Given these points, the Roblox stock selloff looks overblown. At the same time, after many stocks saw their valuations multiply 2x, 3x, 5x, 10x… investors are selling for a stronger cash position.
Is There Any Hope for Roblox Stock?
Despite the bleak outlook Wall Street is painting for Roblox stock, the company has a real chance to capitalize on the “digital gold rush.”
Now that the company’s metaverse platform is functional, Roblox should continue seeing higher engagement. With creators from all over the world, look for the company to continue expanding its overseas growth.

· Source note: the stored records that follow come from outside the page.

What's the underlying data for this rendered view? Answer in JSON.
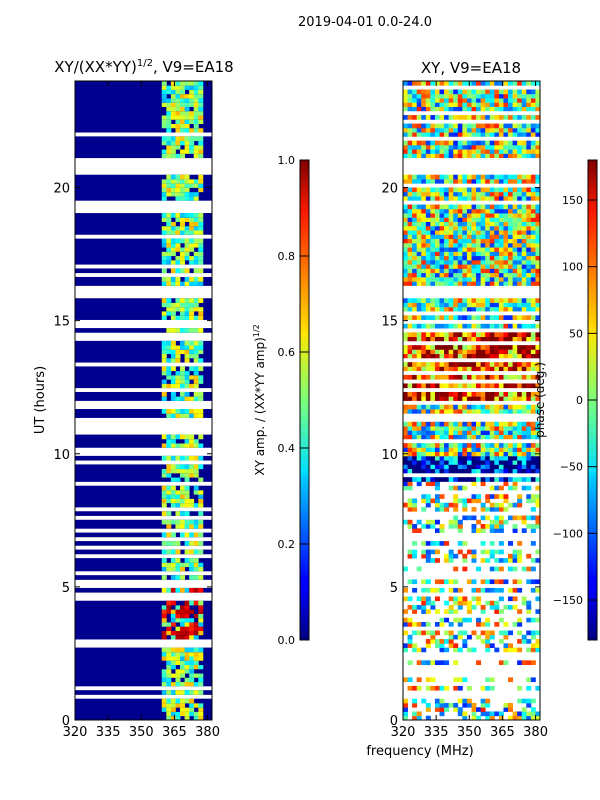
{
  "suptitle": "2019-04-01 0.0-24.0",
  "chart_data": [
    {
      "type": "heatmap",
      "title_main": "XY/(XX*YY)",
      "title_sup": "1/2",
      "title_tail": ", V9=EA18",
      "xlabel": "",
      "ylabel": "UT (hours)",
      "xlim": [
        320,
        382
      ],
      "ylim": [
        0,
        24
      ],
      "xticks": [
        320,
        335,
        350,
        365,
        380
      ],
      "yticks": [
        0,
        5,
        10,
        15,
        20
      ],
      "colorbar": {
        "label_main": "XY amp. / (XX*YY amp)",
        "label_sup": "1/2",
        "range": [
          0.0,
          1.0
        ],
        "ticks": [
          "0.0",
          "0.2",
          "0.4",
          "0.6",
          "0.8",
          "1.0"
        ],
        "ticklabels": [
          "0.0",
          "0.2",
          "0.4",
          "0.6",
          "0.8",
          "1.0"
        ]
      }
    },
    {
      "type": "heatmap",
      "title": "XY, V9=EA18",
      "xlabel": "frequency (MHz)",
      "ylabel": "",
      "xlim": [
        320,
        382
      ],
      "ylim": [
        0,
        24
      ],
      "xticks": [
        320,
        335,
        350,
        365,
        380
      ],
      "yticks": [
        0,
        5,
        10,
        15,
        20
      ],
      "colorbar": {
        "label": "phase (deg.)",
        "range": [
          -180,
          180
        ],
        "ticks": [
          -150,
          -100,
          -50,
          0,
          50,
          100,
          150
        ],
        "ticklabels": [
          "−150",
          "−100",
          "−50",
          "0",
          "50",
          "100",
          "150"
        ]
      }
    }
  ]
}
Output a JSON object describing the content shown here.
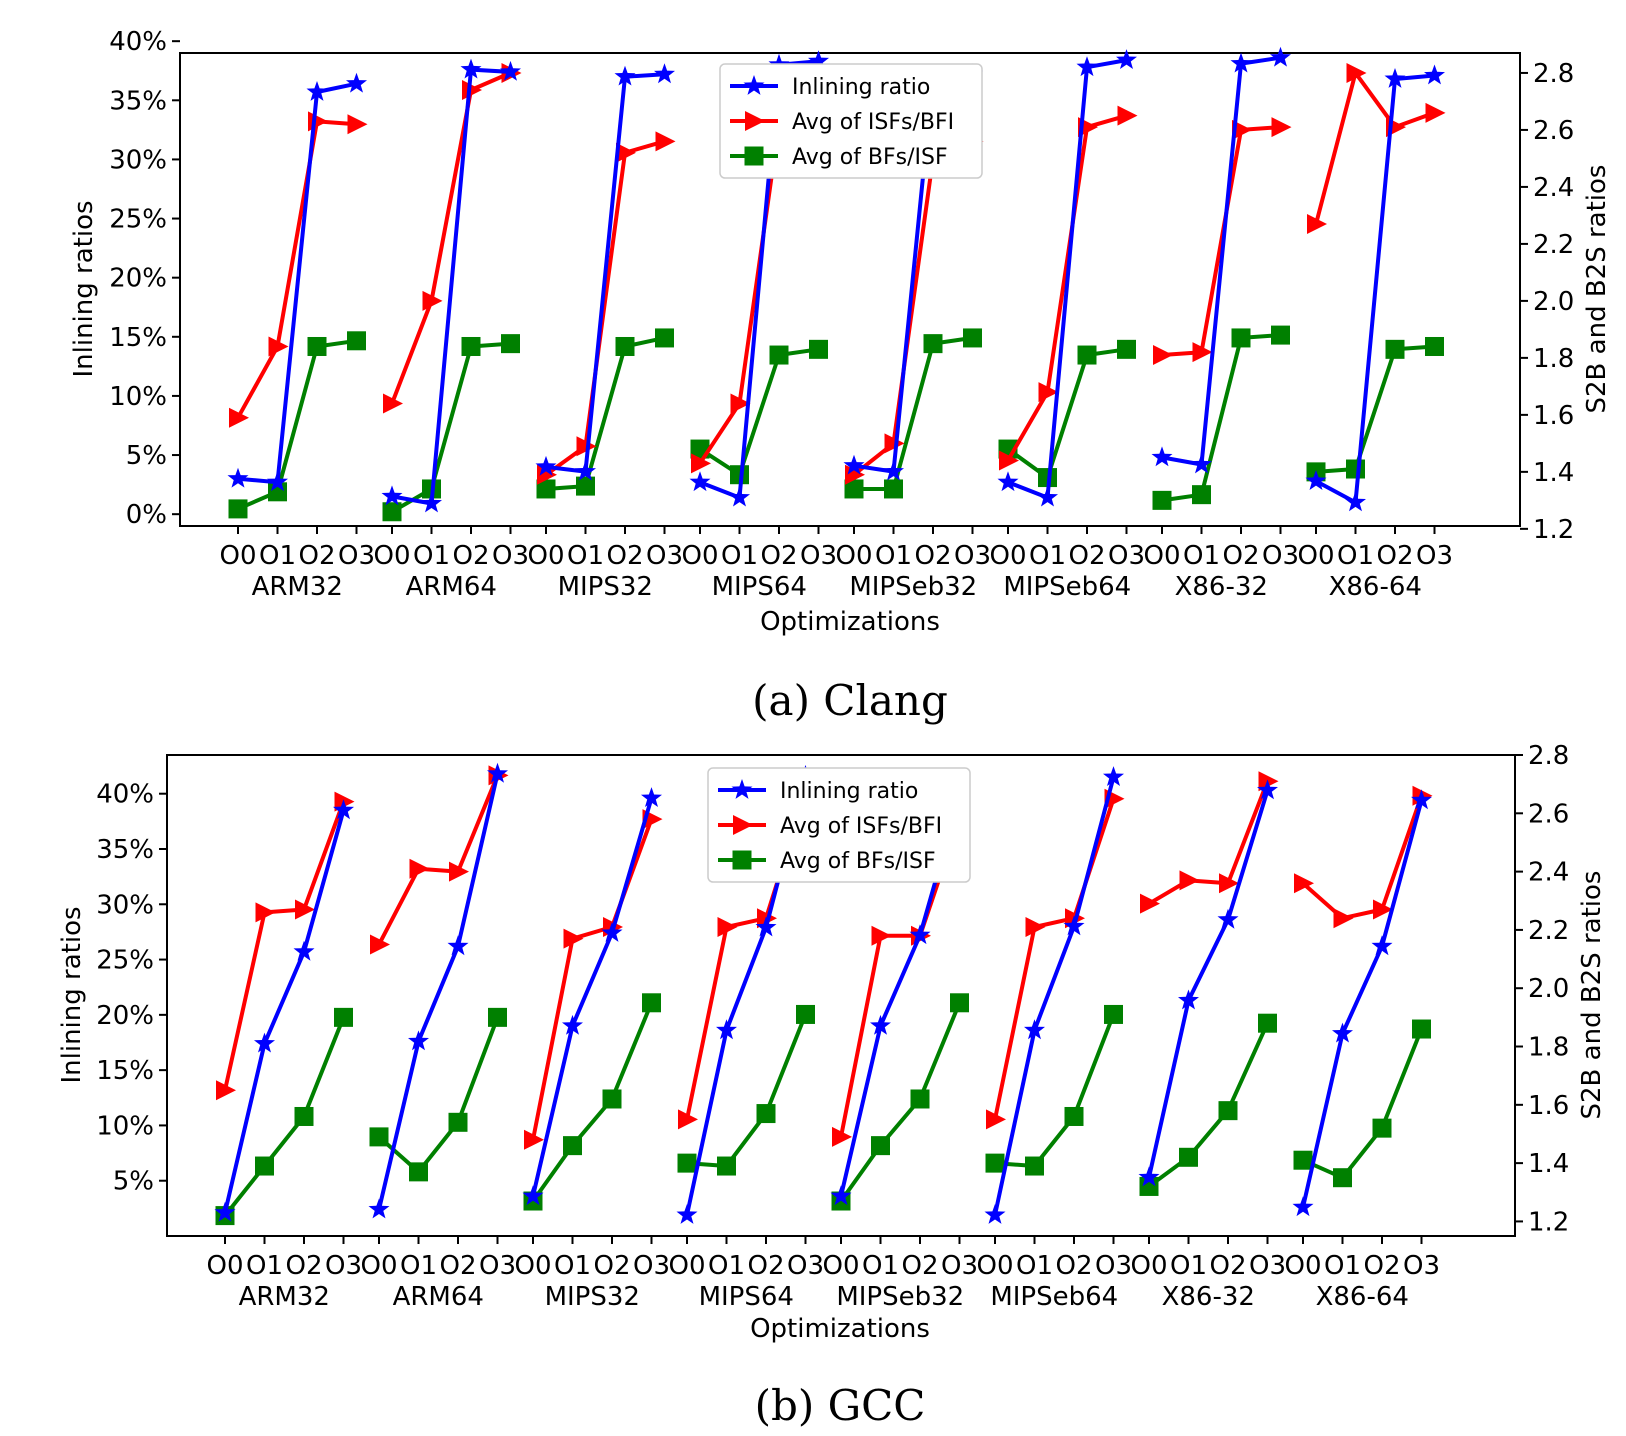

Moreover, as Roblox attracts an older user base, it will be easier to monetize. So far, the social gaming company is doing an excellent job attracting new users. That said, it will need to continue figuring ways to earn money from users to turn a profit.
With this in mind, as 3rd parties contribute most of the content, it should help improve margins going forward. It only takes one hit game for the platform to blow up. For example, Epic Games Fortnite, one of the most popular free-to-play interactive games, generated $5.1 billion in revenue in 2020.
But Roblox can take it a step further with management’s background in physics and education.
RBLX Stock Forecast: Digital Gold Rush or Pet Rock?
The growing +$800 billion Metaverse will have clear-cut winners and losers as companies fight for their piece of the next big tech revolution. Yet Roblox is already doing more than most with a functioning platform and +55 million daily users.
As the company invests in improving its platform, it will cost R&D dollars. As the platform improves, it will also offer more value with a more immersive experience.
Roblox has the right business model and team to play a major role in the Metaverse. This year, investors will closely watch the company’s growth as it enters a critical phase. If the company can continue attracting new users while keeping existing users engaged, it will be a good sign for its future.
On the other hand, if growth slows any more, we see what can happen with Roblox stock. Expectations are high for the social gaming company with huge market potential. When the company fails to meet those expectations, investors will look elsewhere.
All things considered, Roblox stock is a high-risk, high-reward play. At all-time low prices, the next quarter will be critical in either soothing investor fears or stoking the fire further.